Now, several listeners like tizzy tweeters & ample bass! I was @ a Radioshack store buying a battery for my wrist watch & a HT system was demo-playing. The shelves in that section of the store were rattling & the bass boom was driving me nuts but the salesman told me "more, the better!". I can only extrapolate what his 2-ch might sound like if he had one!
Stehno,

In your original post of 8-27-04 explaining the what a "proper" line conditioner should do:
(1) is the result of (2). (1) does not stand a line conditioner design objective by itself rather it is the result of successfully attaining the goal written in (2). Line conditioners, AFAIK, are made from passive elements (xformer, L & C) & I don't think that a passive element can do anything to lower the noise floor. Lowering a system's noise floor takes energy i.e. an active ckt. Needless to say, this will not be for free.
When a line conditioner successfully cleans up an AC signal & provides clean power to the electronics, it allows the system to operate at its inherent cummulative noise floor level that is, generally, much lower than that system's noise floor when fed with "dirty" AC power. This is what reveals "tremendous amounts of true, subtle, low level musical detail".

I 2nd Mejames: do answer Sean's questions, which seem very fair to me as well.
Nighthawk,

Well, technically you are correct & thanks for pointing this out. I'm aware of this but I discarded the concept for my post because:-
My post was with reference to context where I referred to Stehno's 8-27-04 post. I referred to Stehno's "proper" line conditioner. So, I was putting forth my comments w.r.t. that.

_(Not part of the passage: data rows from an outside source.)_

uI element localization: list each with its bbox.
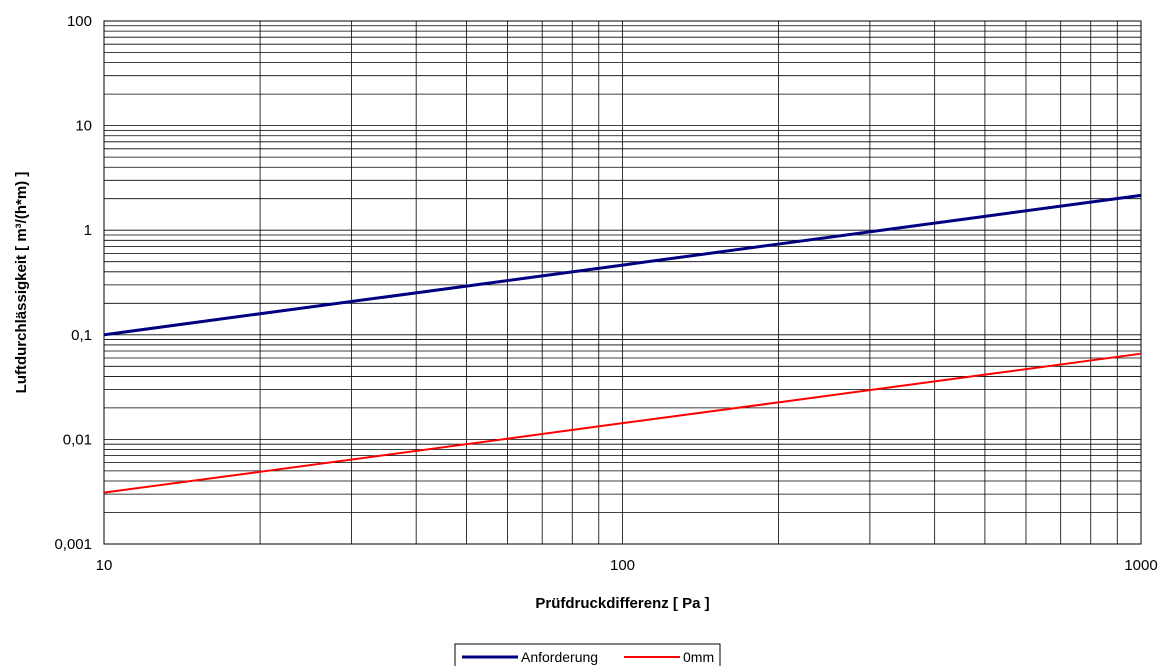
legend-label-0mm: 0mm xyxy=(683,649,714,665)
y-tick-label: 0,01 xyxy=(63,431,92,448)
y-tick-label: 0,001 xyxy=(54,536,92,553)
tick-labels: 10 100 1000 0,001 0,01 0,1 1 10 100 xyxy=(54,13,1157,574)
y-tick-label: 10 xyxy=(75,118,92,135)
y-tick-label: 0,1 xyxy=(71,327,92,344)
plot-area xyxy=(103,20,1142,545)
legend-label-anforderung: Anforderung xyxy=(521,649,598,665)
grid xyxy=(103,21,1141,545)
y-tick-label: 1 xyxy=(84,222,92,239)
x-tick-label: 10 xyxy=(96,557,113,574)
x-axis-title: Prüfdruckdifferenz [ Pa ] xyxy=(535,595,709,612)
legend-box xyxy=(454,643,721,666)
y-axis-title: Luftdurchlässigkeit [ m³/(h*m) ] xyxy=(13,172,30,394)
x-tick-label: 100 xyxy=(610,557,635,574)
series-line-anforderung xyxy=(103,193,1142,337)
series-layer xyxy=(103,193,1142,494)
y-tick-label: 100 xyxy=(67,13,92,30)
legend: Anforderung 0mm xyxy=(454,643,721,666)
x-tick-label: 1000 xyxy=(1124,557,1157,574)
series-line-0mm xyxy=(103,352,1142,494)
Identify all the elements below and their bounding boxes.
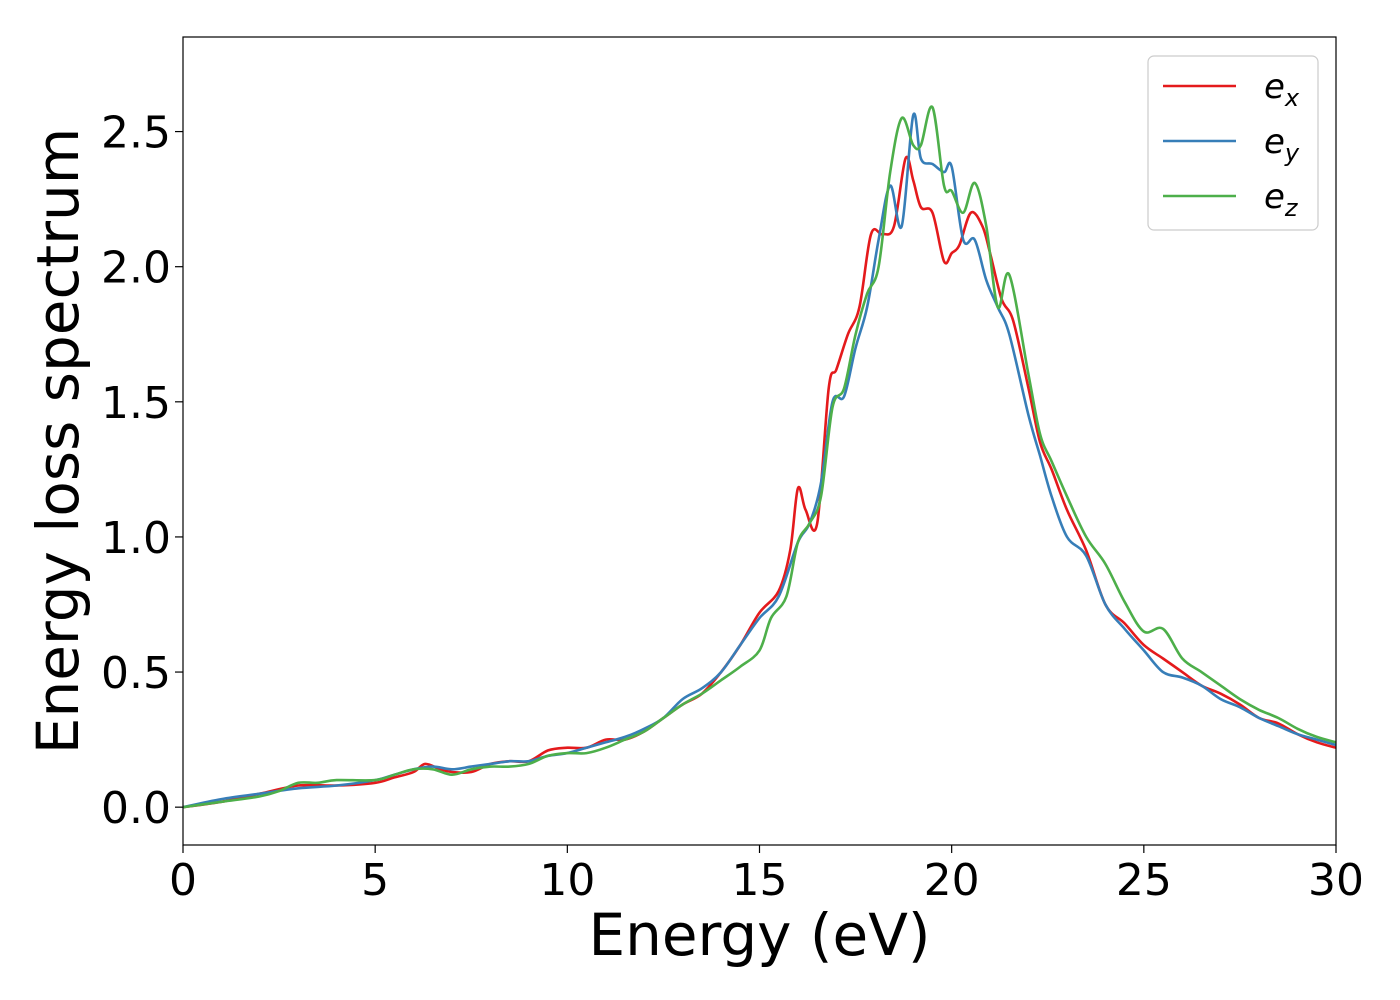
x-tick-label: 10 (539, 855, 595, 906)
x-axis: 0 5 10 15 20 25 30 (169, 845, 1364, 906)
series-line-x (183, 155, 1336, 809)
x-tick-label: 5 (361, 855, 389, 906)
x-tick-label: 20 (924, 855, 980, 906)
legend-box (1147, 55, 1319, 231)
y-tick-label: 0.0 (101, 783, 171, 834)
x-tick-label: 0 (169, 855, 197, 906)
y-tick-label: 1.5 (101, 378, 171, 429)
y-axis-title: Energy loss spectrum (24, 128, 92, 754)
series-line-z (183, 105, 1336, 809)
y-tick-label: 2.0 (101, 243, 171, 294)
x-tick-label: 15 (732, 855, 788, 906)
x-tick-label: 25 (1116, 855, 1172, 906)
y-tick-label: 2.5 (101, 108, 171, 159)
plot-area (183, 105, 1336, 809)
y-tick-label: 0.5 (101, 648, 171, 699)
x-tick-label: 30 (1308, 855, 1364, 906)
y-axis: 0.0 0.5 1.0 1.5 2.0 2.5 (101, 108, 183, 834)
legend: ex ey ez (1147, 55, 1319, 231)
x-axis-title: Energy (eV) (588, 901, 930, 969)
legend-label-z: ez (1264, 177, 1299, 222)
legend-label-y: ey (1264, 122, 1300, 167)
y-tick-label: 1.0 (101, 513, 171, 564)
series-line-y (183, 112, 1336, 809)
legend-label-x: ex (1264, 67, 1300, 112)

If you read his original post where he puts forth some 6-7 points re. what a "proper" line conditioner should do, #3 is: "A well designed line-conditioner attempts to induce no sonic harm of it's own"
If read Stehno's earlier 8-27-04 post he says "Whereas, a properly designed line conditioner would do no such thing as to suppress offending frequencies".

So, given that Stehno's "proper" line conditioner doesn't subdue the high freq by limiting bandwidth, I thought that I should not talk about passives lowering the noise floor - clearly these types of power conditioners are out of the discussion here.

Maybe I should have said that they can but put in parenthesis that this discussion here is not re. those types of pwr conditioners. I personally thought that this would further add to the confusion (there's plenty here!).
Anyway, hope that this clears things up.
Stehno,

"Bombaywalla, you make some interesting points".

Looks like you conceded....
but in what a way!!
(Man, you have absolutely NO humility! And, your arrogance is unparalleled!)